In February 2013, brothers Rick and Marty Lagina travel from Michigan to Oak Island, Nova Scotia, to launch the most extensive exploration of the island in over two hundred years. Rick first became fascinated by Oak Island at age 11 after reading about the mystery and sharing the story with his younger brother. Six years earlier, the Laginas purchased a controlling interest in the corporation that owns most of the island, spending thousands of hours researching and securing permits for a full-scale investigation. Joining them are Marty's long-time business partner Craig Tester, Craig's son Jack Begley, island resident Dave Blankenship, and veteran treasure hunter Dan Henskee, a retired postal worker who has spent decades studying the Oak Island mystery.

The team begins drilling in the Money Pit area, sifting through cuttings as the bit descends past 155 feet. At roughly 165 feet, fragments of pottery are recovered from the spoils. Rick and Marty had agreed that any man-made artifact datable to before 1800 would constitute proof that the Money Pit conceals something significant, but lab results on the pottery come back inconclusive. Anhydrite is identified in the cuttings, confirming the team has not yet reached bedrock.
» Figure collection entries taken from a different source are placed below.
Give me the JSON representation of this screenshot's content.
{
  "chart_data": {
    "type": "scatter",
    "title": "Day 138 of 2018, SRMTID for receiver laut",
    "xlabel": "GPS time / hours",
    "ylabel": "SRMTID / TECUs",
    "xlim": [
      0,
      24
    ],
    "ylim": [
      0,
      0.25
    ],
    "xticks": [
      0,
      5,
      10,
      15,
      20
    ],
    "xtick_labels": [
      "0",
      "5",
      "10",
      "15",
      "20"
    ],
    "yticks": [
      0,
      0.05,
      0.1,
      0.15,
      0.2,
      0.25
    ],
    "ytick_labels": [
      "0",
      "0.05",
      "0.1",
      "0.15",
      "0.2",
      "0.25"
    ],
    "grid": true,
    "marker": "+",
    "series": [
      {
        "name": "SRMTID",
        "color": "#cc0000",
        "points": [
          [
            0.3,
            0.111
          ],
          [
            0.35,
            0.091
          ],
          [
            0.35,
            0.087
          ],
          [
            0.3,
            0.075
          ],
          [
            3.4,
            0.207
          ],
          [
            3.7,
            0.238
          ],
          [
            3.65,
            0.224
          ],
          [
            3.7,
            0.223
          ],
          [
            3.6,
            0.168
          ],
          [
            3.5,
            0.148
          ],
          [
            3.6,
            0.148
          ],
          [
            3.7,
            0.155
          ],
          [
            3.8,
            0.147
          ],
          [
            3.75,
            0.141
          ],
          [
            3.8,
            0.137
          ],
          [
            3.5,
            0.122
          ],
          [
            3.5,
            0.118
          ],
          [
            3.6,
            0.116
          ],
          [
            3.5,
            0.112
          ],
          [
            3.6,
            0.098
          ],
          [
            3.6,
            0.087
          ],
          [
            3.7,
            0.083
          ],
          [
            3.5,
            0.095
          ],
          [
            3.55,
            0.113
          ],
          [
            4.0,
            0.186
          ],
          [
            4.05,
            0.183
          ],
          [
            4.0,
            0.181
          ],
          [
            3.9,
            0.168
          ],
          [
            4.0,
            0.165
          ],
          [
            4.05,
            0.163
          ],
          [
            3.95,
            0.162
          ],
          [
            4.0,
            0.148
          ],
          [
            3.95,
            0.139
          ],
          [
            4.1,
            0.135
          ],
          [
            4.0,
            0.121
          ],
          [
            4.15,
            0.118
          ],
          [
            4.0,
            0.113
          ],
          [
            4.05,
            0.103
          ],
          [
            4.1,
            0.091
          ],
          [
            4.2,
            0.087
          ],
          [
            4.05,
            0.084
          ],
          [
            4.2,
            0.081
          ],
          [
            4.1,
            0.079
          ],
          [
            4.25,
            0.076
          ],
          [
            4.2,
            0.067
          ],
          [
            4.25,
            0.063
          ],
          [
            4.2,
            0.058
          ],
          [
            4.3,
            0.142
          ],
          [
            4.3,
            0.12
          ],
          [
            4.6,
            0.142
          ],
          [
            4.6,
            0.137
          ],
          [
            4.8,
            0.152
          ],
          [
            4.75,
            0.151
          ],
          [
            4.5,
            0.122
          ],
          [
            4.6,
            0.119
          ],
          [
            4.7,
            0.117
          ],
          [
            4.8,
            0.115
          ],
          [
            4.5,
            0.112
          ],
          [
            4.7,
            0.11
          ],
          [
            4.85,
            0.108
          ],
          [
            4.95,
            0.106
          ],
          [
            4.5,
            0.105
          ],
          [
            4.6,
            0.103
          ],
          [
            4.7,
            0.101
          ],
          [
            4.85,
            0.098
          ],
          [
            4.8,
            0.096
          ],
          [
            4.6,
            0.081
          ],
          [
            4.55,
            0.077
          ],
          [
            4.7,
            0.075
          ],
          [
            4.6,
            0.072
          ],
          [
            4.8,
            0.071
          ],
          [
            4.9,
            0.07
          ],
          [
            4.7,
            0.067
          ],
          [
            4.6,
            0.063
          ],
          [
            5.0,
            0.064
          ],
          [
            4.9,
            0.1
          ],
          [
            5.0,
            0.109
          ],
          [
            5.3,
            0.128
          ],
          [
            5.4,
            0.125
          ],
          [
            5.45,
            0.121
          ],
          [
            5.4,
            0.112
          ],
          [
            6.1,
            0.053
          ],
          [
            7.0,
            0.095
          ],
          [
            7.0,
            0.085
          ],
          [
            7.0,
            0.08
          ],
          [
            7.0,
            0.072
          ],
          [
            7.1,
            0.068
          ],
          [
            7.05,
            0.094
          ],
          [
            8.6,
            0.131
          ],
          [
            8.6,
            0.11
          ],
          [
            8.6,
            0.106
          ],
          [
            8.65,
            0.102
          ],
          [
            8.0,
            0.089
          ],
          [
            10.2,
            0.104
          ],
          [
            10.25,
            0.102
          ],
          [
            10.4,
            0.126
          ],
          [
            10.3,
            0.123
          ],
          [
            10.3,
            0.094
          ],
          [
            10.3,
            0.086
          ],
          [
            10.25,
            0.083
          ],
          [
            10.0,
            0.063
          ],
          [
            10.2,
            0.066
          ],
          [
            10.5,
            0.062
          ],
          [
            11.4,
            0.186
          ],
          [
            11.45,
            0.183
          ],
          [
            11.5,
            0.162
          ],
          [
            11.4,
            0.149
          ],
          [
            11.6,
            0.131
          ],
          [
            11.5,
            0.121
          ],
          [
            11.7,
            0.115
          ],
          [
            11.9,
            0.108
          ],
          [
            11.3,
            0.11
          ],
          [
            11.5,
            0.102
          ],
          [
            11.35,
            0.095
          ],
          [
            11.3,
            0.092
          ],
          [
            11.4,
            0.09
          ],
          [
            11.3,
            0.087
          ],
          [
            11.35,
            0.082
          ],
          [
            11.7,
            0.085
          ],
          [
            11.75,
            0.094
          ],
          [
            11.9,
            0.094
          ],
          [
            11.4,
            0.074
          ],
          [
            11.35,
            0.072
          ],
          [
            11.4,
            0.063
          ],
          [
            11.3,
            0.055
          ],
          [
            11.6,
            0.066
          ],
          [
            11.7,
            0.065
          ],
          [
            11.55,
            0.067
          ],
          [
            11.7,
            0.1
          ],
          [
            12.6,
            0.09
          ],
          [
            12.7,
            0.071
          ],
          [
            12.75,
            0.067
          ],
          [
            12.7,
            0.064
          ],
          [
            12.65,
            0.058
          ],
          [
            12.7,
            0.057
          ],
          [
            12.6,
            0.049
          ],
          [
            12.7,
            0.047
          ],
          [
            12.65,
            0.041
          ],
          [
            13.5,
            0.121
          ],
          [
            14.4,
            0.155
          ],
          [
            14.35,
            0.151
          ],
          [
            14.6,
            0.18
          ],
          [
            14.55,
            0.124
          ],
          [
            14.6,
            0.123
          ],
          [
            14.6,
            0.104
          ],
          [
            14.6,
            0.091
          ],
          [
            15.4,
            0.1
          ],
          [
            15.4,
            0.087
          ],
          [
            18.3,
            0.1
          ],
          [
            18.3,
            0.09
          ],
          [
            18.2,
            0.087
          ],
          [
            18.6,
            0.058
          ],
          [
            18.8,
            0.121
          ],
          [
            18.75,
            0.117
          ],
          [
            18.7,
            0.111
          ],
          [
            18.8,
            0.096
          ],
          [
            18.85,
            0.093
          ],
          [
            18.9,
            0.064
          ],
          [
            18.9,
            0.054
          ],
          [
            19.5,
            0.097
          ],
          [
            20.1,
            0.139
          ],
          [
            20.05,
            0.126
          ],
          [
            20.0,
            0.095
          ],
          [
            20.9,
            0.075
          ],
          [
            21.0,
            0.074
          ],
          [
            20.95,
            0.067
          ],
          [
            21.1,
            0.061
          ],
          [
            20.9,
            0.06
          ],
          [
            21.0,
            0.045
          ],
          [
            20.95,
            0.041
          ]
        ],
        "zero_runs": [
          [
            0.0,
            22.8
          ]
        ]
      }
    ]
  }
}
Attention shifts to Borehole 10-X, a 235-foot shaft located just 180 feet from the Money Pit. Dan Blankenship dug the eight-foot-wide hole by hand in the 1970s, lining it with steel cut from old railroad tankers. At 90 feet one of the metal casings collapsed, nearly crushing Dan before his son David pulled him to safety. Dan eventually abandoned the shaft when funding ran out, but not before capturing video at the bottom that he believed showed wooden beams, antique tools, tunnels, what appeared to be treasure chests, and the remarkably preserved remains of a human body. The team lowers a Spectrum 90 high-definition robotic camera capable of 40x magnification down the flooded shaft. At the bottom they observe a strange vertical object that appears to extend into the ceiling of the cavern. Dan, now 90 years old, reviews the footage in the War Room and identifies what he believes is the top of a tunnel, consistent with what he observed three decades earlier. A connection between 10-X and the Money Pit has long been suspected: air pumped into one hole produces bubbles in the other, and both shafts share the unusual characteristic of salt water sitting on top of fresh water.

An airlift operation begins to pump sediment from the 10-X cavity, with a sediment tank collecting material and a discharge chute running to Smith's Cove. Sifting of the spoils by Jack Begley and Dan Henskee produces small pieces of wood that could be significant, given that oak planks found at ten-foot intervals during the original 1800s excavation were a hallmark of the Money Pit's construction. Among the debris, the team recovers a small piece of metal embedded inside a rock.

Rick, Marty, and Alex Lagina take a boat around the island to survey the coastline from the water for the first time. They pass the property of fellow treasure hunter Fred Nolan, whose contentious 48-year rivalry with Dan Blankenship is well known. In 1981, Nolan discovered five large cone-shaped boulders on his property arranged in a perfectly symmetrical cross measuring 720 by 867 feet, with a sixth boulder bearing a carved human face buried at the intersection. The boat reaches Smith's Cove, long suspected as the origin of the flood tunnels that have defeated treasure hunters since the 1800s. In 1898, treasure hunter Frederick Blair poured red dye into the Money Pit at 90 feet and watched it seep out at Smith's Cove and at several points along the south shore, proving that at least two separate booby-trapped flood tunnels exist beneath the island.